I think the discovery you went through and perhaps my mother went through is actually very common. This is something that I’ve noticed now that I study Hebrew and Yiddish literature. I was reading a Yiddish novel recently by the Yiddish poet, Yankev Glatshteyn. It’s about his trip back to Poland in 1934. He’s at this health resort, and he’s meeting Jews from all different walks of life. There’s this guy who’s a baal teshuva, who’s become religious having grown up secular. He says, “I have all these reasons for why I did this but I honestly can’t explain it. The only way I can explain it is by saying that there must be an ancestor sitting inside me who’s summoning me back.” I think there’s that strange phenomenon that you see throughout Jewish history.
Diamant: I have to say this. That bothers me. There’s a racial aspect to this and also the standing in Sinai thing. This “ancestor inside of me” business.
Horn: Why does it have to be biological?
Diamant: Having married somebody who wasn’t born Jewish, having opened a mikvah in Boston in order to be truly open to people from all over the planet, from all different backgrounds, who feel a connection to this tradition, the notion of “we were all at Sinai”—you can say that my soul was there somehow, but it always creeps me out just a little bit.
Horn: I appreciate what you’re saying, but here’s how I would respond. The man who made my family Jewish, so to speak, this teacher that my mother had—he’s not my grandfather, but that doesn’t matter. It’s not like you’re going to do a DNA test or something like that.
Diamant: That’s a very good answer. There are all these articles about genetics saying that we’re all somehow related to each other.

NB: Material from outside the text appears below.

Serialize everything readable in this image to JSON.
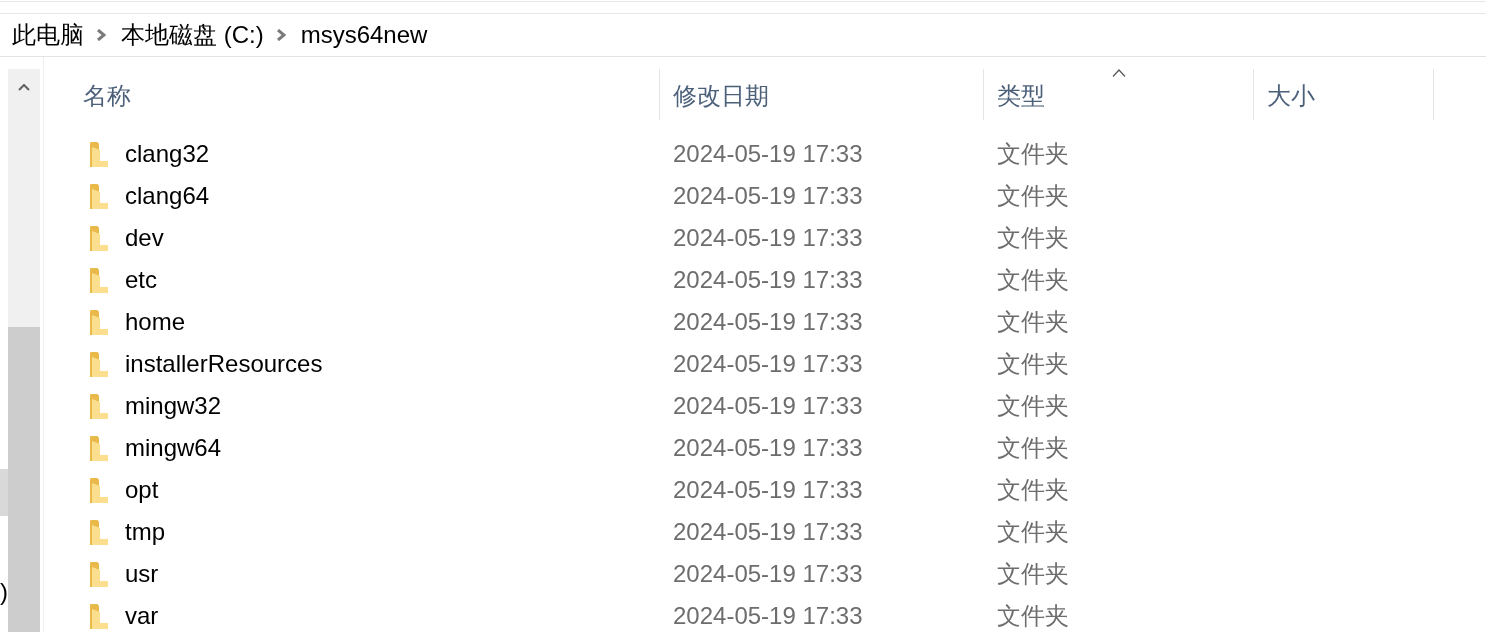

Horn: That doesn’t appeal to me at all. I see it as a spiritual legacy. It’s not necessarily from parents or grandparents. I have often found that people who choose to become Jewish feel something like this also. I have a very dear friend who became Jewish in college. I remember asking her why she made this choice. She had all these various reasons, but what she said to me was “I’ve always felt that I had a Jewish neshama,” a Jewish soul.